One of the secrets to cooking paleo for me is not just looking for paleo recipes. Many recipes can easily be converted to paleo with a few minor changes. This week’s recipe is one of those. I found this recipe in Carol Fenster’s 1,000 Gluten Free Recipes.
2 ripe pears (peeled and diced)
1 tablespoon honey
2 tablespoons dried cranberries (I use craisins which have sugar, but I’m okay with that in this small amount)
1/8 teaspoon ground cinnamon
1/8 teaspoon fresh grated nutmeg (If you haven’t used fresh grated nutmeg you should give it a try. I love it!)
1/8 teaspoon salt
1/8 teaspoon fresh ground black pepper
2 tablespoons apple cider vinegar
1 boneless pork tenderloin
2 tablespoons dry mustard
2 tablespoons ground sage
1 teaspoon salt
1/8 teaspoon fresh ground pepper
1 tablespoon coconut oil
Preheat oven to 400 degrees.
Combine compote ingredients in a small, heavy saucepan. Bring to a simmer and cook for 20 minutes, covered over low-medium heat. Remove from heat and cool slightly.

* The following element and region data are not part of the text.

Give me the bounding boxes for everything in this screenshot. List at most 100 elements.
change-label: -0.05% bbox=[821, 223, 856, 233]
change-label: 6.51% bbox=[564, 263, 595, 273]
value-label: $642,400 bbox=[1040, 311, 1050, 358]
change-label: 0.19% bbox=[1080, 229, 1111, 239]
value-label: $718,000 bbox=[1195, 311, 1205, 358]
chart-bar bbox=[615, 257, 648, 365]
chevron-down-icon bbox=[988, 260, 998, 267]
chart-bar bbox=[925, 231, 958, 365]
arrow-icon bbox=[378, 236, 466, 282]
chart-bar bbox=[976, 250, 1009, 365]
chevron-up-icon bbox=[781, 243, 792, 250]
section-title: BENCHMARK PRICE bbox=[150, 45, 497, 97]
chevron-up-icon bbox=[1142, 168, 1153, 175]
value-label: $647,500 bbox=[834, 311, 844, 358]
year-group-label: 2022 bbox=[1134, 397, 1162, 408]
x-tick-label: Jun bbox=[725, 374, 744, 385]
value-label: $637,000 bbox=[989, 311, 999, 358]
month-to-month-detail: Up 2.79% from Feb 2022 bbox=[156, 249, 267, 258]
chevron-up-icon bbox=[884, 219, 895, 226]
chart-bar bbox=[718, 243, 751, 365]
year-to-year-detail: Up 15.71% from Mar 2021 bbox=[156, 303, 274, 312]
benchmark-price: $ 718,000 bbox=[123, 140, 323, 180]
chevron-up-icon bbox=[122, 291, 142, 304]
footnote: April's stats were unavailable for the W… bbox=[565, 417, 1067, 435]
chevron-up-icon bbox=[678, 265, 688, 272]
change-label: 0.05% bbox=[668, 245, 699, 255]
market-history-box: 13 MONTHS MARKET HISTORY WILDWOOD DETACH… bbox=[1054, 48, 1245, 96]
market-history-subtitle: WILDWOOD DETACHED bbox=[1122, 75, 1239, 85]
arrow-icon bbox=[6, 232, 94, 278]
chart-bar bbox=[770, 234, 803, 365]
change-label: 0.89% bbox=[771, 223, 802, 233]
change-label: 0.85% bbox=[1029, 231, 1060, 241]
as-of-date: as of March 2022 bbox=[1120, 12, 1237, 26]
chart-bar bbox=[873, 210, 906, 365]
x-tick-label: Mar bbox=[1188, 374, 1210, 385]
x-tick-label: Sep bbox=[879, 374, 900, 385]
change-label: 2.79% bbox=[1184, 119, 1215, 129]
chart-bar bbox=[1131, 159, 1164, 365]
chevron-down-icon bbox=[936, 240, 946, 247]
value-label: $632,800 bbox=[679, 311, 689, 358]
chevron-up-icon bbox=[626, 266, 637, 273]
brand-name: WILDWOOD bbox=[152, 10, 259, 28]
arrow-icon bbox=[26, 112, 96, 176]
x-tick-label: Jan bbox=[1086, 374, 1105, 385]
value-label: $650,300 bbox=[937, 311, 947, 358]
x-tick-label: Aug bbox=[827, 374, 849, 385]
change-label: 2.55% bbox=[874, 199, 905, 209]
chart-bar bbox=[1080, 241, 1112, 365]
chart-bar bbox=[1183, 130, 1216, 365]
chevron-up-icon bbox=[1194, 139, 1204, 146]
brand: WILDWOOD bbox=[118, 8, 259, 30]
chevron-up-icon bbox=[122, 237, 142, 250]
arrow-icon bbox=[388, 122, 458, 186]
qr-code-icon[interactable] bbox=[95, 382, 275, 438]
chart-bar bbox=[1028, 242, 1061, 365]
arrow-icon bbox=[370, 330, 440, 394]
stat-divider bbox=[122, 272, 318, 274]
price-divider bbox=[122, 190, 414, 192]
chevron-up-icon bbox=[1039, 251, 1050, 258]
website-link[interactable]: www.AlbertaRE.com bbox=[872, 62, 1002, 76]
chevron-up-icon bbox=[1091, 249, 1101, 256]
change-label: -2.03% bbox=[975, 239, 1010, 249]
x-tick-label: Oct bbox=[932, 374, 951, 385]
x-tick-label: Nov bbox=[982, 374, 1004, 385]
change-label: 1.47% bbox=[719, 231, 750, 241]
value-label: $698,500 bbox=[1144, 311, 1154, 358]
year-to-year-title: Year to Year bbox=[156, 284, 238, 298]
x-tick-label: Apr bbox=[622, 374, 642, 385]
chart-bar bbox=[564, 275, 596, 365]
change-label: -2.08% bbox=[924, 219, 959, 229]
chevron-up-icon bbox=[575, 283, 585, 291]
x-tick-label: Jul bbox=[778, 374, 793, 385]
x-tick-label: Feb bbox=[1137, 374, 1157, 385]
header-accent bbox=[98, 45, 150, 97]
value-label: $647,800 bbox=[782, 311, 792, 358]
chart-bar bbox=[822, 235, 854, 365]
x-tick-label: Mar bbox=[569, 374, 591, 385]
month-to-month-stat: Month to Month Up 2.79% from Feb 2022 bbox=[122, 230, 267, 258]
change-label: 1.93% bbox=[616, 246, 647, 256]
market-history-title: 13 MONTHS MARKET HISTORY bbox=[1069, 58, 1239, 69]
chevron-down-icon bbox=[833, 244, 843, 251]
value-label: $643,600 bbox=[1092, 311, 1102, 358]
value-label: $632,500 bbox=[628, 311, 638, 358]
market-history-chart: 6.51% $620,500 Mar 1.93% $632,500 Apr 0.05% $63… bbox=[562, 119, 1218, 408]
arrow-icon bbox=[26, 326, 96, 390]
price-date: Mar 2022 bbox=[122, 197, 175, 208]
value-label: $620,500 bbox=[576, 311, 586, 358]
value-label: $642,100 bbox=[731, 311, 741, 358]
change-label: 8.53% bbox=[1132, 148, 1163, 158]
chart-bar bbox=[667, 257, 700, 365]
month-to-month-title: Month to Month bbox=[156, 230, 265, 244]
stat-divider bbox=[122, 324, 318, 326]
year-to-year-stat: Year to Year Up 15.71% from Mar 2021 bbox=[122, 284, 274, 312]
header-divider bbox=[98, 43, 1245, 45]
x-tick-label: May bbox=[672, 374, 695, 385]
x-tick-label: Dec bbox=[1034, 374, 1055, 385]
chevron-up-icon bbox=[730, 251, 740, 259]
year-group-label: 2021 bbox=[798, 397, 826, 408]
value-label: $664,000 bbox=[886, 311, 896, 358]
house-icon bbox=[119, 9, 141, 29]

Combine dry mustard, ground sage, salt, and pepper. Press seasonings into the pork tenderloin. Heat oil in a medium heavy skillet which can be put in the oven (I use a cast iron skillet.) The pan I use is about a 10 inch skillet so I usually cut the pork loin in half. Brown the pork on all sides. Add a couple of tablespoons of water the the skillet and cover with foil or an ovenproof lid. Cook the pork for 20 to 25 minutes. You can use a thermometer to check internal temperature, it should be between 145 and 150 degrees. Take out of the oven. Let the meat stand, covered for 10 minutes. Slice into 1 inch pieces and serve with the fruit compote. You can easily add another pork loin to this recipe if one is not enough for your crew. Hope you like it, we do!